Un catéter hecho con injertos de tejido mejora la eficacia de la diálisis

  • Londres, 23 abr (EFE).- Un equipo de científicos de EEUU ha conseguido crear un catéter a partir de injertos de tejido humano extraídos de las células del mismo individuo y ha comprobado su eficacia en los tratamientos de diálisis.

Un catéter hecho con injertos de tejido mejora la eficacia de la diálisis

Un catéter hecho con injertos de tejido mejora la eficacia de la diálisis

Londres, 23 abr (EFE).- Un equipo de científicos de EEUU ha conseguido crear un catéter a partir de injertos de tejido humano extraídos de las células del mismo individuo y ha comprobado su eficacia en los tratamientos de diálisis.

Según un artículo que publica hoy la revista científica británica "The Lancet", los investigadores han logrado construir un catéter a base del tejido extraído de un segmento de la vena del paciente y, en el caso de no encontrar segmentos adecuados, los han creado a partir del cultivo de sus células.

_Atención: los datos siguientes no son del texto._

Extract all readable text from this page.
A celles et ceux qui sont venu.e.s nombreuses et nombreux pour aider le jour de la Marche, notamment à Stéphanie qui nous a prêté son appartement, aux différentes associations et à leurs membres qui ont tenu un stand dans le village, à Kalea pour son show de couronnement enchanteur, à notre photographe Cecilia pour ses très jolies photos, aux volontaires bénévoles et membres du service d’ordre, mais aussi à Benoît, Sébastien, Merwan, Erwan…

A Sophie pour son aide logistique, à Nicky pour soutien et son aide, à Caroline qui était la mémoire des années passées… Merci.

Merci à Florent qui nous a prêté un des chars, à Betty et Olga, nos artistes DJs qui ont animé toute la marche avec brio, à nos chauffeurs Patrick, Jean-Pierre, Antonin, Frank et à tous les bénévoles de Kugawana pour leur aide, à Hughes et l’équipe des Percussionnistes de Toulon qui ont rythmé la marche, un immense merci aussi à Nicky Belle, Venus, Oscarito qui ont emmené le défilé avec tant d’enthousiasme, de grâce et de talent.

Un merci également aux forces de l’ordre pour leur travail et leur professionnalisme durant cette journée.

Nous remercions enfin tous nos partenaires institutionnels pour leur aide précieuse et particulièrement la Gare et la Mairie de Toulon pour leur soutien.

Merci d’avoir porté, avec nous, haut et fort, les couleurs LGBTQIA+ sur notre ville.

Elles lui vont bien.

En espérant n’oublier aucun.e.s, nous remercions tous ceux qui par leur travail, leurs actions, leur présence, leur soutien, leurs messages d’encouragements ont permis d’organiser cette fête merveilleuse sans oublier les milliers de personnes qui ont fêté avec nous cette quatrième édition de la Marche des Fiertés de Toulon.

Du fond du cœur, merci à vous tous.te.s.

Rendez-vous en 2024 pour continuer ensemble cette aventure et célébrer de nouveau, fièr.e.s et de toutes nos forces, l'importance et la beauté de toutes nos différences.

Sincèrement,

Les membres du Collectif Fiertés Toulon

Los autores del estudio aseguran que este tipo de catéteres ofrecen un mayor grado de seguridad en las terapias de diálisis de larga duración, al tiempo que evitan un eventual rechazo por parte del paciente.

Al estudiar la evolución de diez pacientes a quienes se había implantado un catéter de este tipo, los investigadores observaron que la efectividad del mismo se mantenía intacta un mes después en siete de los nueve individuos que concluyeron el experimento.

Para el grupo de científicos, este hecho demuestra que las herramientas creadas a partir de tejido humano ofrecen la resistencia necesaria sin necesidad de recurrir a materiales sintéticos, como el plástico.

Además, añaden que "la exclusión de estos materiales puede conllevar importantes ventajas, ya que reduce las posibilidades de que el paciente sufra procesos inflamatorios o de rechazo".

La diálisis es un proceso mediante el cual se extraen del cuerpo humano las toxinas que el riñón no es capaz de eliminar por sí mismo.

A través de una intervención quirúrgica, se realiza un acceso especial al torrente sanguíneo del paciente a través de una fístula arteriovenosa o un catéter endovenoso, que conecta las venas y las arterias.

Una vez establecido el acceso, una máquina de hemodiálisis se encarga de recoger la sangre del individuo, la "limpia" en una solución especial que elimina líquidos y sustancias de desecho, y la devuelve al torrente sanguíneo.